By Frank Morring, Jr.
Source: Aviation Week & Space Technology
 
October 01, 2012

Frank Morring, Jr. Washington

A journey of 1,000 parsecs begins with a single step, to paraphrase Lao Tzu. Before humans can explore the stars—or the Solar System—in person, we still must travel that first 100-km step through Earth’s atmosphere.

Now that the space shuttle is a museum piece, human access to low Earth orbit is down to two spacecraft—Russia’s venerable Soyuz capsule, and China’s new Soyuz-derived Shenzhou. Today Shenzhou is the most modern operational human spacecraft flying, and it is likely to remain so for at least five more years.

Work is underway around the world on new ways to orbit humans and keep them alive in space. At least seven different orbital human-spaceflight vehicles are in development—most of them in the U.S.—and other longer-term work is beginning to take shape in India, Europe and elsewhere.

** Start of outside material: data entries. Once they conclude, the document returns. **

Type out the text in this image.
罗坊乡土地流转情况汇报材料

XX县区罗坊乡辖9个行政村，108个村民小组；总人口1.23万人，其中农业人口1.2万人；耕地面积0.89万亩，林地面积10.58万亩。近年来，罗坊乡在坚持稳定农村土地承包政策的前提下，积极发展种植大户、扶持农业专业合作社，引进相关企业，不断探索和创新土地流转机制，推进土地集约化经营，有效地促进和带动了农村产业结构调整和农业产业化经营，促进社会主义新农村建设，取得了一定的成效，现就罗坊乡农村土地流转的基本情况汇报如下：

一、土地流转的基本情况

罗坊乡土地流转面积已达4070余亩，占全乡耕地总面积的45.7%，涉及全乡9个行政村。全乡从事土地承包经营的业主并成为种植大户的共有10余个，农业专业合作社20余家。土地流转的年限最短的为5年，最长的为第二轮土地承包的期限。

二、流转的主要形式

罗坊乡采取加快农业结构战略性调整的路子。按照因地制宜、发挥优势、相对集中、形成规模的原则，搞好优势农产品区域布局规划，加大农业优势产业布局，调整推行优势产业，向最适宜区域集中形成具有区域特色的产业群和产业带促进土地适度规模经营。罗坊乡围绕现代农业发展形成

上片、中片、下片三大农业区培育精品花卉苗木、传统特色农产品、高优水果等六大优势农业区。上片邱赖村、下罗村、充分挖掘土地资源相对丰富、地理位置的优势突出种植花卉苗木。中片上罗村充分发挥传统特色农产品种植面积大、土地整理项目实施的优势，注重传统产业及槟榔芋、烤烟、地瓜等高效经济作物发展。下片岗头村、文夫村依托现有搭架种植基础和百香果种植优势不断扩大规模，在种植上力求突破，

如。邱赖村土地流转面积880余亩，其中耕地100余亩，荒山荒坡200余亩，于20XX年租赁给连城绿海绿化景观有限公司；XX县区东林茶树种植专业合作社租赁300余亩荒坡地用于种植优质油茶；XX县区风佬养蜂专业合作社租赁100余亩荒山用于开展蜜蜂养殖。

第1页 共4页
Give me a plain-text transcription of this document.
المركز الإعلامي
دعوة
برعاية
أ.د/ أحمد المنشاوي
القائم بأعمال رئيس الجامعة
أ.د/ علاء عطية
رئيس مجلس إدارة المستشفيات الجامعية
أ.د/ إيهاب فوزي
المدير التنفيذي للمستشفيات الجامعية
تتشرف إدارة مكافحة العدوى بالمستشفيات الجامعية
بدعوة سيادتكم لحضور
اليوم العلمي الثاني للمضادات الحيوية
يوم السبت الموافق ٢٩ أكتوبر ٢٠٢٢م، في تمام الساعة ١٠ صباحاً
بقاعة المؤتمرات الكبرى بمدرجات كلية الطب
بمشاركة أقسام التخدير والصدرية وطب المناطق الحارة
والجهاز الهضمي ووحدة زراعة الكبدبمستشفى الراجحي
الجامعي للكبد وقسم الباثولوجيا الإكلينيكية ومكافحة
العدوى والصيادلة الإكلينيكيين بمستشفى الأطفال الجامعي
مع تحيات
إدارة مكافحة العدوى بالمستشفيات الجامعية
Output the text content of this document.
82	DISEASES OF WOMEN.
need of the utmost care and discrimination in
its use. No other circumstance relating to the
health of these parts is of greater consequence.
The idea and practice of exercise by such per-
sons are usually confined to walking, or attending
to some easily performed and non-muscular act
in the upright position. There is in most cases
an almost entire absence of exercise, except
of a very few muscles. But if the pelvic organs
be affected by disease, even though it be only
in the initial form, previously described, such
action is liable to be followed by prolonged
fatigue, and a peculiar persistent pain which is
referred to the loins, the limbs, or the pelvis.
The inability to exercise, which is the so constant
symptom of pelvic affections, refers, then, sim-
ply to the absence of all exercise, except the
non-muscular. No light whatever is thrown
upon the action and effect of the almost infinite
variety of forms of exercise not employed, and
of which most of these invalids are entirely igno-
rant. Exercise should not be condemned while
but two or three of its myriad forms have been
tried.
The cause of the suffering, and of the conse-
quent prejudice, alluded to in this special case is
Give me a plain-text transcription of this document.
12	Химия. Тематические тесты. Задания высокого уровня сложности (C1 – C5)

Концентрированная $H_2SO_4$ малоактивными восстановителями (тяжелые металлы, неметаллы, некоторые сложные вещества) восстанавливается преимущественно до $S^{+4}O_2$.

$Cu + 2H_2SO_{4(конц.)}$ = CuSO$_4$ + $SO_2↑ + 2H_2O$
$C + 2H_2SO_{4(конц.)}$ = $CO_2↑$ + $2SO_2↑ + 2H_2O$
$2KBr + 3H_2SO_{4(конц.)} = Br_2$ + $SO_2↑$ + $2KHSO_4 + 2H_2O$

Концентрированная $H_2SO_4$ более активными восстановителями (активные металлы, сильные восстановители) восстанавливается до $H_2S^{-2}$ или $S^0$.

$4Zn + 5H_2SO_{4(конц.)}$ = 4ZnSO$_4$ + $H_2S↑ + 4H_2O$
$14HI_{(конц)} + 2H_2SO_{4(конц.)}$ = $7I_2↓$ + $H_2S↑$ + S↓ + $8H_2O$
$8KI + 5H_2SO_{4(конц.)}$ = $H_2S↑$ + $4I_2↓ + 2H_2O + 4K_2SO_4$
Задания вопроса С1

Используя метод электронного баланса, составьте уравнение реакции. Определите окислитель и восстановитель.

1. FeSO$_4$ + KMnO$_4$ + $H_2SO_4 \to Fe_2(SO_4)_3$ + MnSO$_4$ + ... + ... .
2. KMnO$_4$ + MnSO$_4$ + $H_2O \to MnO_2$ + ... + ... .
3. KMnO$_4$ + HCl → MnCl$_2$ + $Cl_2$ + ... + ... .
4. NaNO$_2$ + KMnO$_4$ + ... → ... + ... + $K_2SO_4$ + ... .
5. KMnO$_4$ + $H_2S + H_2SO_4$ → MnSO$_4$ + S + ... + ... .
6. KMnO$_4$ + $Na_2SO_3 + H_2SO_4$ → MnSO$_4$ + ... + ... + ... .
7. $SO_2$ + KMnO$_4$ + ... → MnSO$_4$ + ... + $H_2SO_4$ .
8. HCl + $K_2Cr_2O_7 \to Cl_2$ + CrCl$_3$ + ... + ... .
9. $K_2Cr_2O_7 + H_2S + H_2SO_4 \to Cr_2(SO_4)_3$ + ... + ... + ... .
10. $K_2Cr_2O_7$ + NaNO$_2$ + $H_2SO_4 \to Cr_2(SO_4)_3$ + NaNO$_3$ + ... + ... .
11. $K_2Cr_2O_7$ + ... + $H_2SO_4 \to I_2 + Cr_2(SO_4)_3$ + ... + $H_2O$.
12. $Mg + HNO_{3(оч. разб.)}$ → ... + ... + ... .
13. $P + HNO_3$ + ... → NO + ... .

Not all of the vehicles in the computer-aided design (CAD) workstations today will fly, and some of those that manage to get off the ground once or twice won’t be able to keep flying for lack of passengers. As it struggles to replace the shuttle, NASA has set up a competition to hold down development costs and perhaps influence the per-seat price of astronaut travel. But the U.S. agency does not plan to use all of the competing vehicles once the commercial crew capability becomes operational.